The need for such a programme is obvious: the UK faces a tremendous shortage of fluent Mandarin speakers and resources toward developing new Chinese experts. This is clear even at the highest levels of diplomacy and national security. A Freedom of Information request last year revealed that only 41 British diplomats speak fluent Mandarin, down from 45 five years earlier. GCHQ, meanwhile, has been recruiting Mandarin speakers, with reportedly very low levels of Mandarin knowledge required to take up these positions. These shortages can be traced through the UK’s education system. While England has invested significantly in building Chinese knowledge in its state schools through its Mandarin Excellence Programme, Scotland, Wales, and Northern Ireland all rely on limited funding from either the Swire family or Confucius Institutes. Meanwhile, China Centres across the UK are perpetually underfunded at the university level, with very limited funding for students to gain language training in the Chinese-speaking world itself.
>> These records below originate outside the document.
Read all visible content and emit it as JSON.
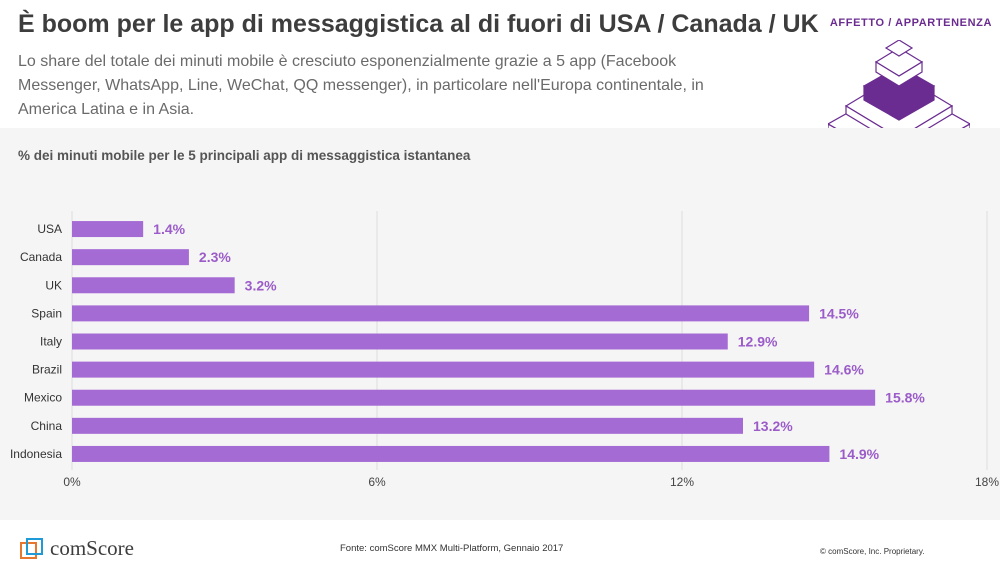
{
  "header": {
    "title": "È boom per le app di messaggistica al di fuori di USA / Canada / UK",
    "subtitle": "Lo share del totale dei minuti mobile è cresciuto esponenzialmente grazie a 5 app (Facebook Messenger, WhatsApp, Line, WeChat, QQ messenger), in particolare nell'Europa continentale, in America Latina e in Asia.",
    "tag": "AFFETTO / APPARTENENZA"
  },
  "colors": {
    "bar": "#a56bd4",
    "label": "#9b5cc9",
    "accent": "#6b2c91",
    "pyramid_fill": "#6b2c91"
  },
  "chart_data": {
    "type": "bar",
    "orientation": "horizontal",
    "title": "% dei minuti mobile per le 5 principali app di messaggistica istantanea",
    "categories": [
      "USA",
      "Canada",
      "UK",
      "Spain",
      "Italy",
      "Brazil",
      "Mexico",
      "China",
      "Indonesia"
    ],
    "values": [
      1.4,
      2.3,
      3.2,
      14.5,
      12.9,
      14.6,
      15.8,
      13.2,
      14.9
    ],
    "value_labels": [
      "1.4%",
      "2.3%",
      "3.2%",
      "14.5%",
      "12.9%",
      "14.6%",
      "15.8%",
      "13.2%",
      "14.9%"
    ],
    "xlim": [
      0,
      18
    ],
    "x_ticks": [
      0,
      6,
      12,
      18
    ],
    "x_tick_labels": [
      "0%",
      "6%",
      "12%",
      "18%"
    ],
    "grid": true,
    "xlabel": "",
    "ylabel": ""
  },
  "footer": {
    "logo_text": "comScore",
    "source": "Fonte: comScore MMX Multi-Platform, Gennaio 2017",
    "copyright": "© comScore, Inc. Proprietary."
  }
}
Protecting free speech is only one portion of academic freedom; protecting the freedom to develop and manifest competences and skills is critically intertwined. As the UK tries to develop a concrete strategy for its relationship with China, failure to protect language skill and cultural awareness development will not only create barriers to navigating the diplomatic space, it will become a national security issue. Addressing this shortage means attacking its root cause – a lack of meaningful opportunities to gain on-the-ground experience.
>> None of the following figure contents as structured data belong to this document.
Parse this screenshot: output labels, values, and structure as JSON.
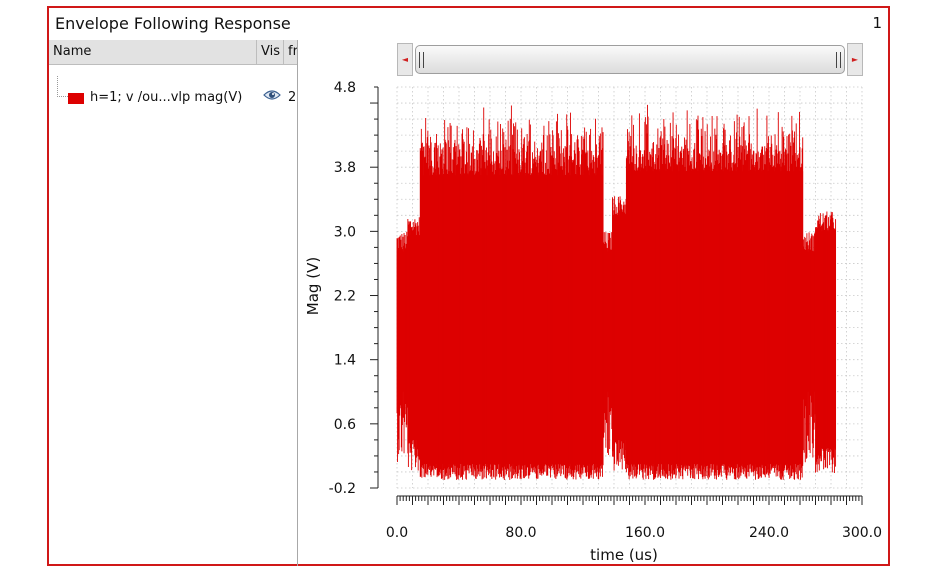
{
  "window": {
    "title": "Envelope Following Response",
    "number": "1"
  },
  "legend_panel": {
    "columns": [
      "Name",
      "Vis",
      "fr"
    ],
    "trace_label": "h=1; v /ou...vlp mag(V)",
    "trace_extra": "2",
    "trace_color": "#dd0000",
    "visibility_icon": "eye-icon"
  },
  "scrollbar": {
    "left_arrow": "◄",
    "right_arrow": "►"
  },
  "chart_data": {
    "type": "line",
    "xlabel": "time (us)",
    "ylabel": "Mag (V)",
    "x_ticks": [
      "0.0",
      "80.0",
      "160.0",
      "240.0",
      "300.0"
    ],
    "y_ticks": [
      "-0.2",
      "0.6",
      "1.4",
      "2.2",
      "3.0",
      "3.8",
      "4.8"
    ],
    "xlim": [
      0,
      300
    ],
    "ylim": [
      -0.2,
      4.8
    ],
    "grid": true,
    "series": [
      {
        "color": "#dd0000",
        "envelope_segments": [
          {
            "x_start": 0,
            "x_end": 7,
            "low": 1.0,
            "high": 2.75
          },
          {
            "x_start": 7,
            "x_end": 15,
            "low": 0.4,
            "high": 2.95
          },
          {
            "x_start": 15,
            "x_end": 133,
            "low": 0.1,
            "high": 3.7
          },
          {
            "x_start": 133,
            "x_end": 139,
            "low": 1.0,
            "high": 2.75
          },
          {
            "x_start": 139,
            "x_end": 148,
            "low": 0.4,
            "high": 3.2
          },
          {
            "x_start": 148,
            "x_end": 262,
            "low": 0.1,
            "high": 3.75
          },
          {
            "x_start": 262,
            "x_end": 270,
            "low": 1.0,
            "high": 2.75
          },
          {
            "x_start": 270,
            "x_end": 283,
            "low": 0.3,
            "high": 3.0
          }
        ],
        "peak_max": 4.6,
        "trough_min": -0.1
      }
    ]
  }
}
Even if the UK is able to develop its own programmes that develop theoretically fluent Mandarin speakers, there is a qualitative difference between ‘speaking fluent Chinese’ and ‘being able to interface effectively with China’. Ask yourself: do you really think that Chinese diplomats would be able to communicate effectively with their British and American counterparts if so many didn’t first study abroad in the English-speaking world? The answer is almost assuredly not.
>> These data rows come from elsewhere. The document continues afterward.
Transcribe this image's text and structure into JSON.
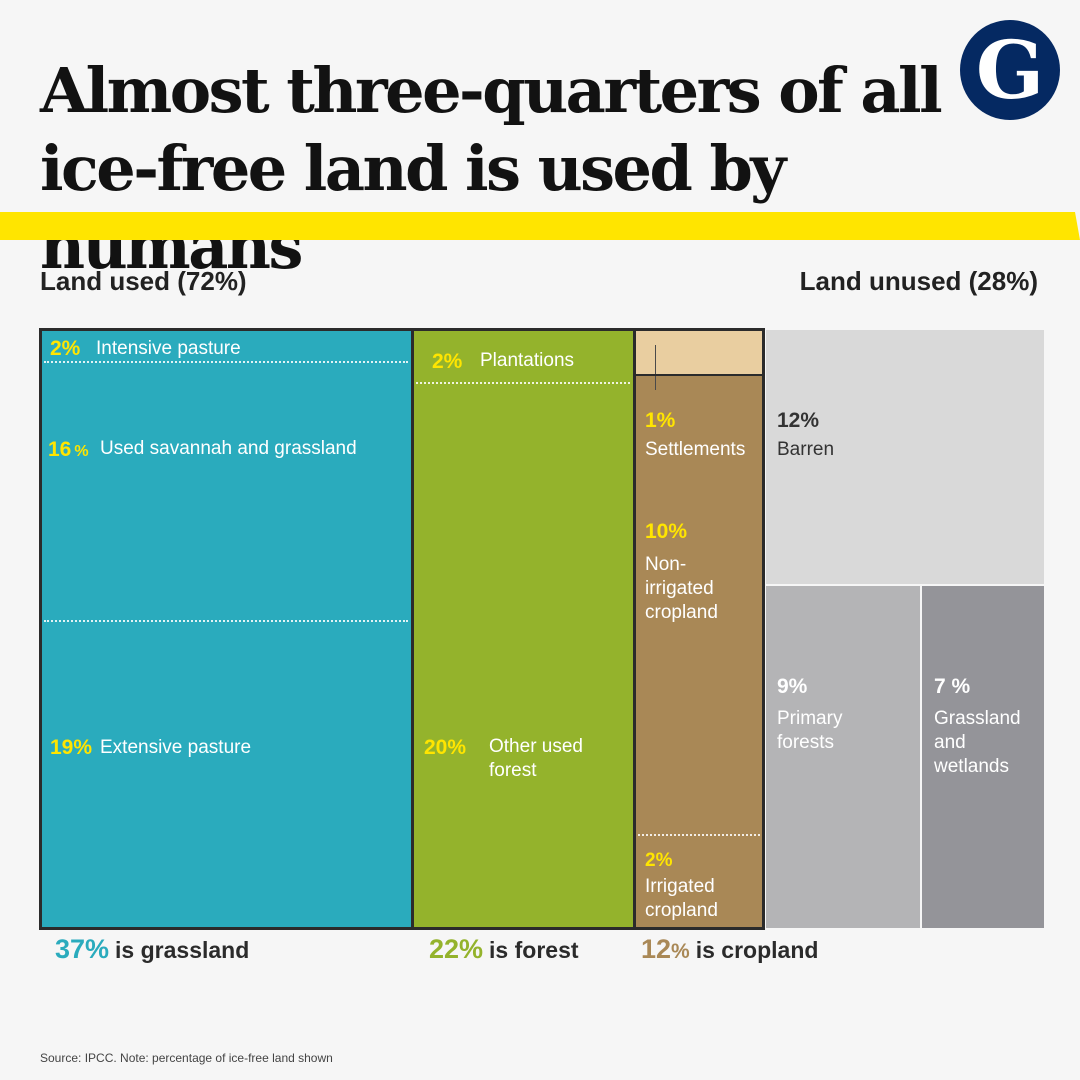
{
  "title": [
    "Almost three-quarters of all",
    "ice-free land is used by humans"
  ],
  "logo_letter": "G",
  "headings": {
    "used": "Land used (72%)",
    "unused": "Land unused (28%)"
  },
  "colors": {
    "grassland": "#2aabbd",
    "forest": "#94b32c",
    "cropland": "#a98856",
    "settlements": "#e9cea0",
    "barren": "#d9d9d9",
    "primary_forests": "#b4b4b6",
    "grassland_wetlands": "#949499",
    "highlight_yellow": "#ffe500",
    "logo_blue": "#052962"
  },
  "chart_data": {
    "type": "treemap",
    "unit": "% of ice-free land",
    "groups": [
      {
        "name": "Land used",
        "total": 72,
        "columns": [
          {
            "summary_value": "37%",
            "summary_label": "is grassland",
            "value": 37,
            "items": [
              {
                "value": 2,
                "pct": "2%",
                "label": "Intensive pasture"
              },
              {
                "value": 16,
                "pct": "16",
                "pct_suffix": "%",
                "label": "Used savannah and grassland"
              },
              {
                "value": 19,
                "pct": "19%",
                "label": "Extensive pasture"
              }
            ]
          },
          {
            "summary_value": "22%",
            "summary_label": "is forest",
            "value": 22,
            "items": [
              {
                "value": 2,
                "pct": "2%",
                "label": "Plantations"
              },
              {
                "value": 20,
                "pct": "20%",
                "label": "Other used forest"
              }
            ]
          },
          {
            "summary_value": "12",
            "summary_suffix": "%",
            "summary_label": "is cropland",
            "value": 12,
            "items": [
              {
                "value": 1,
                "pct": "1%",
                "label": "Settlements"
              },
              {
                "value": 10,
                "pct": "10%",
                "label": "Non-irrigated cropland"
              },
              {
                "value": 2,
                "pct": "2%",
                "label": "Irrigated cropland"
              }
            ]
          }
        ]
      },
      {
        "name": "Land unused",
        "total": 28,
        "items": [
          {
            "value": 12,
            "pct": "12%",
            "label": "Barren"
          },
          {
            "value": 9,
            "pct": "9%",
            "label": "Primary forests"
          },
          {
            "value": 7,
            "pct": "7 %",
            "label": "Grassland and wetlands"
          }
        ]
      }
    ]
  },
  "source": "Source: IPCC. Note: percentage of ice-free land shown"
}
The UK has many models it could use as inspiration as it builds ties with foreign institutions. The United States funds critical language training from the beginning of age 15 through its National Security Language Initiative for Youth (NSLI-Y). Other funding opportunities, such as its Boren Awards, designed for undergraduate students and beyond, offer language training for students entering national security professions. This is only the tip of the iceberg for US-based government and NGO Chinese language funding opportunities that the UK could replicate.
Ultimately, it is the people with these long-standing on-the-ground connections and local knowledge – built as a student through education exchange and developed as a foreign policy professional – that eventually should build the foundation for British foreign policymaking circles around China. Many positions in FCDO and GCHQ require astute judgment, nuance, and thorough vetting of policies to be effective. Methodically building this extensive knowledge will ensure that critical posts are filled by people who possess such expertise.
Universities like mine are training the UK’s next generation of China specialists. They should be the heart of a long-term student-to-practitioner pipeline, designed to facilitate deep linguistic and cultural exchange and expertise as a guiding principle for the UK’s foreign policy toward China.
Scott Singer is co-founder and director of the Oxford China Policy Lab and a DPhil candidate in International Relations at Oxford.